If you’ve seen the ads, then yes, you have the genesis of what I believe to be awesomeness.

If you’ve seen the ads Pre-OldSpiceMan, then you clearly appreciate that this mentality was already maturing and growing before OldSpiceMan was born, and awesomeness existed before he set foot on the pseudo-Earth that is AdvertisingLand.

OK, stop. Seriously, you need to go check out these ads, because if you haven’t, you’ve somehow missed out on one of the greatest cultural powers of the decade. If you haven’t, you’ve chosen to be that person who doesn’t know who Clara Peller is. You’ve chosen to lack knowledge about the MicroMachines guy, or the Taco Bell dog, or the Time to Make the Donuts Guy, or the Fruit of the Loom gang.

But then the good folks at Wieden & Kennedy (the ad agency behind Old Spice Man) one-upped themselves by making their Facebook page more fun than a day at DisneyWorld (well, at least it’s more fun in a dollar for dollar kind of way).

The allowed all fans of their Old Spice Facebook page to ask Old Spice Man questions, and then Old Spice Man would answer them in a brief video response. What the notion lacked in genuine originality, it more than made up for it in simple hilarity. It even bled into Twitter and responding to celebrities from Ashton Kutcher to Ellen DeGeneres.

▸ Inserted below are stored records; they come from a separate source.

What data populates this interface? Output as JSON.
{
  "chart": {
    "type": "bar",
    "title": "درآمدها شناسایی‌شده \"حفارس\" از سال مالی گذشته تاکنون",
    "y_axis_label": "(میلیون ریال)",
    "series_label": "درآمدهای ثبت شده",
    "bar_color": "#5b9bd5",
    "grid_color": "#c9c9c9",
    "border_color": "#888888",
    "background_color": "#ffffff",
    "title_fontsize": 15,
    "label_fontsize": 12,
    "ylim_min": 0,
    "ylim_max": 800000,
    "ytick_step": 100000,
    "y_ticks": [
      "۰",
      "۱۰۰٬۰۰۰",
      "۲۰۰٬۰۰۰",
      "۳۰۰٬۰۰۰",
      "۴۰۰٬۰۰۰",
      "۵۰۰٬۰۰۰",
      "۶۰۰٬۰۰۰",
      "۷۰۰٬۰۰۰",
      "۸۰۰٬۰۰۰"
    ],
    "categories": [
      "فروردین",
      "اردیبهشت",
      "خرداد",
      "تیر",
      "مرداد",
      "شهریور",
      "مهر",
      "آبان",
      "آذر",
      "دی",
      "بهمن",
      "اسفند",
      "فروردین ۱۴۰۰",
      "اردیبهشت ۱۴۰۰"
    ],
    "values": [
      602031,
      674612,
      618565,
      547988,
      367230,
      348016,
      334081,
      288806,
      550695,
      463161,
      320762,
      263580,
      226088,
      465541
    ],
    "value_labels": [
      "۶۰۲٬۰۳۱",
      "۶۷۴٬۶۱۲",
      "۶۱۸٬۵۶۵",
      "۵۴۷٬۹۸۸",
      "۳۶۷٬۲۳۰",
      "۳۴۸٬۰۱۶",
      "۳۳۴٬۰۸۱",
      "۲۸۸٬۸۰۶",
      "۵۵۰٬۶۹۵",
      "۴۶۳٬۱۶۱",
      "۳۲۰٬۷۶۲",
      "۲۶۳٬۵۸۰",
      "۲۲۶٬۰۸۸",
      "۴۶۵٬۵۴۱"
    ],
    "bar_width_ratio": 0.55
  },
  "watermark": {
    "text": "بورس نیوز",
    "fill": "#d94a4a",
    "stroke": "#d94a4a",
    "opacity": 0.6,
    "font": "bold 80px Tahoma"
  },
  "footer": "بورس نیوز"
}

And then there’s the four-in-a-row exchange he has with Alyssa Milano. By the third one, not only has coffee gone up Alyssa’s nose, but his work with a feather sent water up my own. Even after days and months of worshipping these ads, I find myself still able to laugh hard enough to end up wheezing.

I’m all about being media-conscientious. All of us, as consumers and citizens, should be guarded and cynical about the power of propaganda. In some sense, I’m in the very profession due to my great respect and fear of that power. But this campaign transcends traditional levels of genius and manipulation and goes into an altogether different viral stratosphere.

I don’t know how long Isaiah Mustafa’s joy ride will last, but I rarely hop on a great roller coaster wondering when it will end. I wait until it’s over and feel that slight twinge of sadness and only hope I can get back on another roller coaster as soon as possible. Rarely can 30 million-plus people hop onto a single roller coaster and have this much fun together.

Dare to enter the rabbit hole of pointless distraction that is the Old Spice YouTube channel, where his myriad of standing-still-in-the-bathroom responses have entertained millions. Or just go enjoy the old reliable standards of his more traditional commercials.

I only ask that you look upon Mustafa’s works, ye mighty, and despair.